1. **Concentration of Cases (Bar Chart):**  
   The top 3 states (likely California, Texas, Florida) account for a significantly disproportionate share of total US cases, indicating that population density and size are major drivers of virus spread.

2. **Growth Trajectory (Line Chart):**  
   The time-series shows distinct "waves" of infection rather than a linear increase. The slope gets steeper during specific periods (e.g., Winter 2020-2021), highlighting seasonal impacts on transmission.

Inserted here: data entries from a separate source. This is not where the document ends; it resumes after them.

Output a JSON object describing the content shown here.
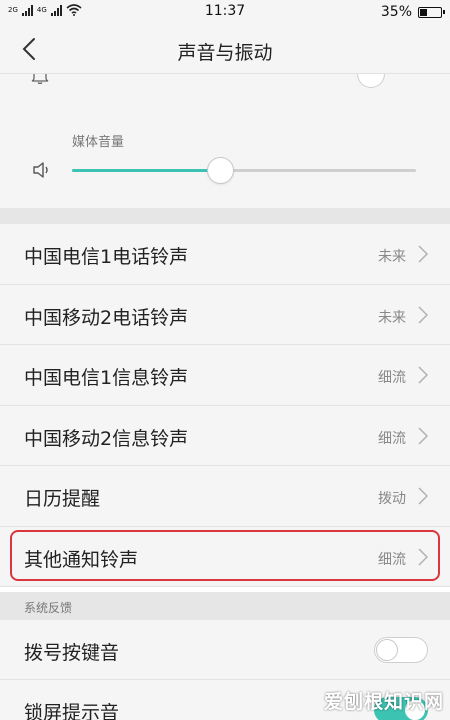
{
  "status_bar": {
    "signal_1_label": "2G",
    "signal_2_label": "4G",
    "time": "11:37",
    "battery_text": "35%",
    "battery_level": 0.35
  },
  "nav": {
    "title": "声音与振动"
  },
  "volume": {
    "media_label": "媒体音量",
    "media_level": 0.43
  },
  "ringtones": [
    {
      "label": "中国电信1电话铃声",
      "value": "未来"
    },
    {
      "label": "中国移动2电话铃声",
      "value": "未来"
    },
    {
      "label": "中国电信1信息铃声",
      "value": "细流"
    },
    {
      "label": "中国移动2信息铃声",
      "value": "细流"
    },
    {
      "label": "日历提醒",
      "value": "拨动"
    },
    {
      "label": "其他通知铃声",
      "value": "细流"
    }
  ],
  "system_feedback": {
    "header": "系统反馈",
    "items": [
      {
        "label": "拨号按键音",
        "enabled": false
      },
      {
        "label": "锁屏提示音",
        "enabled": true
      }
    ]
  },
  "watermark": "爱刨根知识网",
  "colors": {
    "accent": "#3cc3b2",
    "highlight": "#d9363e"
  }
}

3. **High Correlation (Scatter Plot):**  
   There is a strong positive correlation between Cases and Deaths, as evidenced by the linear grouping of points in the scatter plot. However, some outliers may exist where healthcare quality or age demographics led to higher/lower death rates relative to cases.